Papers I Read Notes and Summaries

How transferable are features in deep neural networks


  • When neural networks are trained on images, they tend to learn the same kind of features for the first layer (corresponding to Gabor filters or colour blobs). The first layer features are “general” irrespective of the task/optimizer etc.

  • The final layer features tend to be “specific” in the sense that they strongly depend on the task.

  • The paper studies the transition of generalization property across layers in the network. This could be useful in the domain of transfer learning where features are reused across tasks.

  • Link to the paper


  • Degree of generality of a set of features, learned on task A, is defined as the extent to which these features can be used for another task B.

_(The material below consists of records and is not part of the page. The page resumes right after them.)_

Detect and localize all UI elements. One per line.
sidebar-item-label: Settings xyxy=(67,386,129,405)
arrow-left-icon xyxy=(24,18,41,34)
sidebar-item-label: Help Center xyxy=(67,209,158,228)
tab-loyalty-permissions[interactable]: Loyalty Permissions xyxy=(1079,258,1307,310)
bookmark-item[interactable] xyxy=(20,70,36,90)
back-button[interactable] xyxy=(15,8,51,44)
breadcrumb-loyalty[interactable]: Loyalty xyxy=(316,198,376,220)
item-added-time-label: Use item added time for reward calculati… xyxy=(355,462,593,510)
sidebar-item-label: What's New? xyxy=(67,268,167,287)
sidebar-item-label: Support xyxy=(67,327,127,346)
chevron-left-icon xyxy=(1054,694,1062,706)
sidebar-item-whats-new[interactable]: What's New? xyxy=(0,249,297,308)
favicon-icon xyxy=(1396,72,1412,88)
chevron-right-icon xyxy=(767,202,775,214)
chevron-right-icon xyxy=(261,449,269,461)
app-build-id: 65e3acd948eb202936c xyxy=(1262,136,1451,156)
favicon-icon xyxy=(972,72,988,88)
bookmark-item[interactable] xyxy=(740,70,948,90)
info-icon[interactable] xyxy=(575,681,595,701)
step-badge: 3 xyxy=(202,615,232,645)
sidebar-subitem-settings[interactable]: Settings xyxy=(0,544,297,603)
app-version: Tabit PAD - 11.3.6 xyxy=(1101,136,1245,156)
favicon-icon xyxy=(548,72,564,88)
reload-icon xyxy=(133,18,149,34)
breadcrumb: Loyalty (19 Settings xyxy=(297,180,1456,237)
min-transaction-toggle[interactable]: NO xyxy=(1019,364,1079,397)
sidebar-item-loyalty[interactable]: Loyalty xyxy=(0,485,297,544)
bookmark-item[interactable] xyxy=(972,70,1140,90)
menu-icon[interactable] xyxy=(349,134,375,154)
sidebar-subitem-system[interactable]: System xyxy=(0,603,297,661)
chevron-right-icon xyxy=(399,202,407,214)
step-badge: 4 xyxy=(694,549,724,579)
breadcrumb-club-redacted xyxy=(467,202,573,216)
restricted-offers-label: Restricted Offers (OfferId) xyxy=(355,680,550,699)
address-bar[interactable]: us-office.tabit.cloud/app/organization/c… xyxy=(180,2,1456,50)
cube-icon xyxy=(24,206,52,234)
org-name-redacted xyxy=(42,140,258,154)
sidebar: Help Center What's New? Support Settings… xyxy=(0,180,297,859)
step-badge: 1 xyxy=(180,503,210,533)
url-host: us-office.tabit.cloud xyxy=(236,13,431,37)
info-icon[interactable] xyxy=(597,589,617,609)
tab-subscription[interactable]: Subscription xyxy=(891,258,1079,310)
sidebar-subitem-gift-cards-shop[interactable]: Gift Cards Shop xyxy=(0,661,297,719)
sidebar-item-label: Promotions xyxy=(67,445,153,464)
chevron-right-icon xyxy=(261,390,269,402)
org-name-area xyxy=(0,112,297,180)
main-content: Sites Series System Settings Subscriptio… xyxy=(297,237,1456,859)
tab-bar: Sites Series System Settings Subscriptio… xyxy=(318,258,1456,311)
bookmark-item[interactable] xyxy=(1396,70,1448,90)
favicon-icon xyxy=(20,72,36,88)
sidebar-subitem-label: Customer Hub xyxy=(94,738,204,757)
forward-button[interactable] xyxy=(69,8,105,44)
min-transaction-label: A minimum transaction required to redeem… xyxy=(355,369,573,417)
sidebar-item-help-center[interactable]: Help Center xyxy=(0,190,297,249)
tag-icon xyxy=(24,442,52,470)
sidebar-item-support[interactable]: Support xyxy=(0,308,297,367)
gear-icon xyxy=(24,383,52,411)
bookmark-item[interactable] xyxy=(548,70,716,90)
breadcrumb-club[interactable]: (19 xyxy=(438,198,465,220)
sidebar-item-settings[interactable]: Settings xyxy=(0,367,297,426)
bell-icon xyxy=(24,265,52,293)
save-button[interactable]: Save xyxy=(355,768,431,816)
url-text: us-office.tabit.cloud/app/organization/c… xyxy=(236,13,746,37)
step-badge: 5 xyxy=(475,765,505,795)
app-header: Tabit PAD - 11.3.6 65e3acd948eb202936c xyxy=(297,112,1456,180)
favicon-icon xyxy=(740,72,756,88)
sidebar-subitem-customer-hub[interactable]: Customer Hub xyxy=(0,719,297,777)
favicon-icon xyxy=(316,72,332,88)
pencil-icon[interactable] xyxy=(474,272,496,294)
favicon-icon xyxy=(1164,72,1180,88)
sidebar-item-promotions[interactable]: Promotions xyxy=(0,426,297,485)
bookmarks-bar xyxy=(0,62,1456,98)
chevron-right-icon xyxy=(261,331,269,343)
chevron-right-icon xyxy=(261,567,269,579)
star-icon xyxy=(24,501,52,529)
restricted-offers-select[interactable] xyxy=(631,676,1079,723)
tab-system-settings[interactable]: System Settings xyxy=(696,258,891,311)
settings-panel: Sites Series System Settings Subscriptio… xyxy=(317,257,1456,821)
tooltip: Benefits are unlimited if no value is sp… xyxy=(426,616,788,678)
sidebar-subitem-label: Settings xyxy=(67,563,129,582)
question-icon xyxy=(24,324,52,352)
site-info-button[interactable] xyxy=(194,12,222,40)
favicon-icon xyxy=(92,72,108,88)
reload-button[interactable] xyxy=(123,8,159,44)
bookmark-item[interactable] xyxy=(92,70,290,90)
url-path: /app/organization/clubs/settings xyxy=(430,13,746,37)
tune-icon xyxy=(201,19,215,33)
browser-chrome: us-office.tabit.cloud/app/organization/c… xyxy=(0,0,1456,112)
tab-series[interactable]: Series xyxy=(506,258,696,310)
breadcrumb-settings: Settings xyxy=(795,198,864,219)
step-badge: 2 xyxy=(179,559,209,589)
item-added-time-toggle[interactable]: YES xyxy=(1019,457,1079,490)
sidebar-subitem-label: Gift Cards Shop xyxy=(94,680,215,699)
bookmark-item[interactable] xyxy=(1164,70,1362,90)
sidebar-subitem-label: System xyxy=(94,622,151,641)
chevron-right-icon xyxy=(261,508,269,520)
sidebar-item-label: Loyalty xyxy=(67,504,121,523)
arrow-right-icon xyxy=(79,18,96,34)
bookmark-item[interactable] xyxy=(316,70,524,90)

  • Randomly split 1000 ImageNet classes into 2 groups (corresponding to tasks A and B). Each group has 500 classes and half the total number of examples.

  • Two 8-layer convolutional networks are trained on the two datasets and labelled as baseA and baseB respectively.

  • Now choose a layer numbered n from {1, 2…7}.

  • For each layer n, train the following two networks:

    • Selffer Network BnB
      • Copy (and freeze) first n layers from baseB. The remaining layers are initialized randomly and trained on B.
      • This serves as the control group.
    • Transfer Network AnB
      • Copy (and freeze) first n layers from baseA. The remaining layers are initialized randomly and trained on B.
      • This corresponds to transferring features from A to B.
  • If AnB performs well, nth layer features are “general”.

  • In another setting, the transferred layers are also fine-tuned (BnB+ and AnB+).

  • ImageNet dataset contains a hierarchy of classes which allow for creating the datasets A and B with high and low similarity.


Dataset A and B are similar

  • For n = {1, 2}, the performance of the BnB model is same as baseB model. For n = {3, 4, 5, 6}, the performance of BnB model is worse.

  • This indicates the presence of “fragile co-adaption” features on successive layers where features interact with each other in a complex way and can not be easily separated across layers. This is more prominent across middle layers and less across the first and the last layers.

  • For model AnB, the performance of baseB for n = {1, 2}. Beyond that, the performance begins to drop.

  • Transfer learning of features followed by fine-tuning gives better results than training the network from scratch.

Dataset A and B are dissimilar

  • Effectiveness of feature transfer decreases as the two tasks become less similar.

Random Weights

  • Instead of using transferred weights in BnB and BnA, the first n layers were initialized randomly.

  • The performance falls for layer 1 and 2. It further drops to near-random level for layers 3 and beyond.

  • Another interesting insight is that even for dissimilar tasks, transferring features is better than using random features.